2) It seems like time for SQLite is defaulted to GMT, which in my opinion is a good thing.  For default dates in tables, use CURRENT_TIMESTAMP.

3) SQLite-Net looks really cool, but I haven't been able to hack it to work for web development.  If you are using Windows 8 and developing APPS or Desktop applications, take a look at it. [LINK].

4) A really great and free GUI manager for SQLite is a plugin for Firefox called SQLite Manager. Look for it in the Firefox Plugins.  More info [LINK].

5) It looks like the main .Net SQLite Data Connection enabler is System.Data.Sqlite.  The full Nuget package contains Linq and Entity Framework support.  More info [LINK].

6) There is a version of SQLite written in managed .net code, but it looks like it is no longer being revised.  Maybe Microsoft will pick it up.  Info [LINK].  You might be able to hack SQLite-net to use this version, as it looks like it was originally intended to use it.  I tried for a few hours but gave up.  Maybe I'll take another stab at it.

7) There are no stored procs with SQLite (although I believe there is a fork in development that supports that, but I'm not sure how stable it is).  You can however create user defined functions.

8) When to use SQLite [LINK].

9) Interestingly, if you try to connect to a SQLite DB that doesn't exist the SQLite Connection object will create a new blank DB file for you with the name that you were looking for.  This actually caused me some confusion as has an extra character in my connection string and suddenly I couldn't query any of my tables...duh, they didn't exist because I was querying a new database.

10) If you are familiar with Transact SQL and Microsoft SQL Server (or MySQL, Postgress, Oracle) I don't think you will have any problems using SQLite.

11) Data types on columns are more recommendations than set and fast.  I believe if you try you can save strings in int fields and mix and match.  This might have changed with the 3.x version but from what I have been reading this at lest used to be very true.  Who knows in some cases this could be a good thing, but in most if you aren't careful this might cause havoc.

12) For bulk inserts you want to use SQLite transactions else SQLite will be very slow [LINK]

13) SQLite select queries are CASE SENSITIVE by default.  You can get around this by using COLLATE NOCASE after your where condition like select * from mytable where colum1 = @somevalue COLLATE NOCASE.  A post explaining the particulars can be found [HERE].

14) There is no "Select top * or Select top 10" in SQLite.  Instead use limit. Example: "Select blah from mytable where blah order by blah limit 10"
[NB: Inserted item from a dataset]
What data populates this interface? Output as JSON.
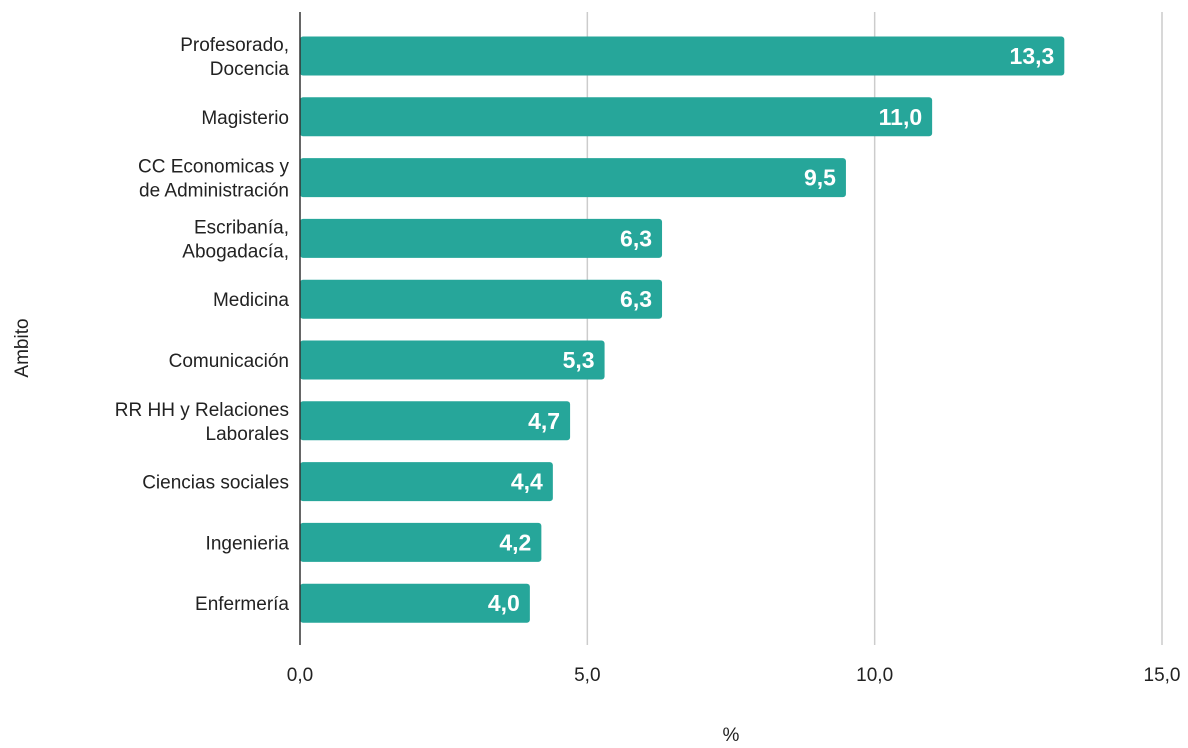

I got my start in web development using classic ASP and Access MDB databases.  I could crank stuff out FAST.  I think now for some of my projects using MVC (thought without most of the MVC, just using Razor pages almost like development with WebMatrix) and SQLite might be a sweet spot for me as far as making development fun and productive.  I plan to update this page as I find more little quirks using SQLite with ASP.Net.  I also will be posting some source code examples.